Here's a trivia question for you, though: What's the only expansion franchise (i.e., one that came into existence sometime within the past 100 years) with an overall winning record? Nope, it's not any of the two-time World Series champion teams, the Mets, Blue Jays, or Marlins. It's the Arizona Diamondbacks, who hold a slim 777-774 margin after their loss today. The two others that are closest are the Houston Astros and the Toronto Blue Jays, who are 18 and 46 games, respectively, under .500 after play today.

The worst overall record for an existing franchise, of course, is held by the Tampa Bay Devil Rays, who've been awful since their inception. In their best season to date, they finished 3 games above last place, 21 games below .500.

Another neat thing about that page is that you can check out all the defunct franchises from the 1800s, like the Cleveland Spiders, Ward's Wonders of Brooklyn, the Worcester Ruby Legs, and the St. Paul Apostles, who lasted for all of 8 games in 1884.

2. The Baseball Crank ranks what he considers to be the most impressive records in baseball. It's a good list. On numerous occasions in the past I've seen lazy sportswriters talk about the "most unbreakable" records and then name things like Joe DiMaggio's hit streak or Ripken's consecutive games streak. Those are both difficult and impressive things to do, but there's no reason why somebody else couldn't do them again.

But there's no way anybody's going to beat Cy Young's 511 career wins, and his 749 career complete games are 631 more than the active leader, Roger Clemens, has. Nobody pitches as much as they did 100 years ago, and nobody gets even remotely close to completing as many games. It's just not going to happen. Nobody's going to beat Sam Crawford's career triples mark, either. I think Mr. Crank has a better idea by just throwing out the "most unbreakable" metric and going with "most impressive," instead.


At Sunday, July 15, 2007 at 10:37:00 PM PDT, Blogger Theodore said...

Somewhat lost in this is that it's not clear that the Phillies aren't the "same" franchise as Worcester -- in which case, the 10,000th loss already happened a while ago. In the 19th century, the term "franchise" held its original meaning, and the meaning we usually use it else where in English -- a right to participate. It's only in the 20th century in North American sports it became synonymous with a particular management entity.

Also worth noting: the oldest professional sports organizations in the US are the Cubs and the Braves -- though the Cubs took a couple years off because of a nasty little fire in their hometown. The Cincinnati Reds like to put the phrase "1869 -- first professional baseball team" on the top of their official press notes and letterhead, but the current organization has zero connection to the famous 1869-1870 team.
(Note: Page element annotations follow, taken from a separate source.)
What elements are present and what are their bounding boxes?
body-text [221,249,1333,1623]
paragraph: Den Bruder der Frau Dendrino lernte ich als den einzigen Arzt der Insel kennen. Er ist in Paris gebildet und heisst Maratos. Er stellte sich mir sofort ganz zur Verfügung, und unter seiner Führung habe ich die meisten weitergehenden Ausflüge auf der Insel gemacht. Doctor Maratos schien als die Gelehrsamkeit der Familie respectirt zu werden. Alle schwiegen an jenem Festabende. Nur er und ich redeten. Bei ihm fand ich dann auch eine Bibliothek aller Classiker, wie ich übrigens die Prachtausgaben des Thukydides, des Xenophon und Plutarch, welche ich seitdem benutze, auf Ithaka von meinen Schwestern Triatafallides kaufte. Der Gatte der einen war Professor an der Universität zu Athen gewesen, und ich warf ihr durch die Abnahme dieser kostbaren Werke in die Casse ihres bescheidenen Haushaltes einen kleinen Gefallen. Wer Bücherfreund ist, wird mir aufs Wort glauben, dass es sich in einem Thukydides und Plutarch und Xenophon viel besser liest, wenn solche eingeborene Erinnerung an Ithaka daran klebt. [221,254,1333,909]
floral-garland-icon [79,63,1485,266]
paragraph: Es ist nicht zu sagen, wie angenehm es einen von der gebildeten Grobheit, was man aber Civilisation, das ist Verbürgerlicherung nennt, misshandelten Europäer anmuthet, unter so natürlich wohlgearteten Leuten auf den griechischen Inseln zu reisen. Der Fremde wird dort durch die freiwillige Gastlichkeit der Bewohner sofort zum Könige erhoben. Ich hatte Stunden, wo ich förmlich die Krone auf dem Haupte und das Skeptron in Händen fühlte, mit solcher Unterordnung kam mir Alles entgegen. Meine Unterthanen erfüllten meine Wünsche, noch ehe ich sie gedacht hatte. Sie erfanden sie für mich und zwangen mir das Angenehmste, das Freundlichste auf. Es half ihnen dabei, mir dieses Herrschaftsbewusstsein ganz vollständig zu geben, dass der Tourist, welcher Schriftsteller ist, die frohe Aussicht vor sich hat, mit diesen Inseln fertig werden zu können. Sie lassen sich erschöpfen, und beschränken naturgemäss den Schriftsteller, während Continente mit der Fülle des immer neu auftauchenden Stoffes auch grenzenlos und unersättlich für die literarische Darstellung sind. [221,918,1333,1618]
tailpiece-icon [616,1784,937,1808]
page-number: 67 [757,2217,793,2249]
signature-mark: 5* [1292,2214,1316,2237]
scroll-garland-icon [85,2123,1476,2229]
Despite about 10 extra years, the Phillies got to 10,000 first, no matter how you count, because they've consistently sucked for over a century. The Cubs were strong for close to 70 years, from the 1870s through WWII; the Braves, though they were weak through most of their time in Boston, have of course been a great team for the last almost 20 years. The Phillies, though, have been consistently mediocre throughout.

At Sunday, July 15, 2007 at 11:32:00 PM PDT, Blogger Adam Villani said...

Yeah, the Phillies have been kind of okay for a while, but they've been through some truly awful stretches in their history. They had only a single winning season over the 31-year stretch from 1918 to 1948, and finished in last place (in an 8-team league) more than half of the time (16 years) in those years. Ouch. Then, there was that historic collapse in 1964.

The cross-town (or, at least, cross-locker room, as the Phils moved into the same park in 1938) Athletics had some awful years in Philadelphia, too. They were kind of like the Florida Marlins of their day; two times they won championships only to be dismantled by cost-cutting management. They finished last seven years in a row from 1915 - 1921, and then were in the cellar nine of the 12 years from 1935 from 1946.

No wonder Philadelphia sports fans are so ornery.

At Tuesday, July 24, 2007 at 12:50:00 PM PDT, Anonymous Victor said...

I think the St. Paul Apostles were disbanded on the road to Altoona when they all abandoned baseball and resolved henceforth to know nothing while they were there except football.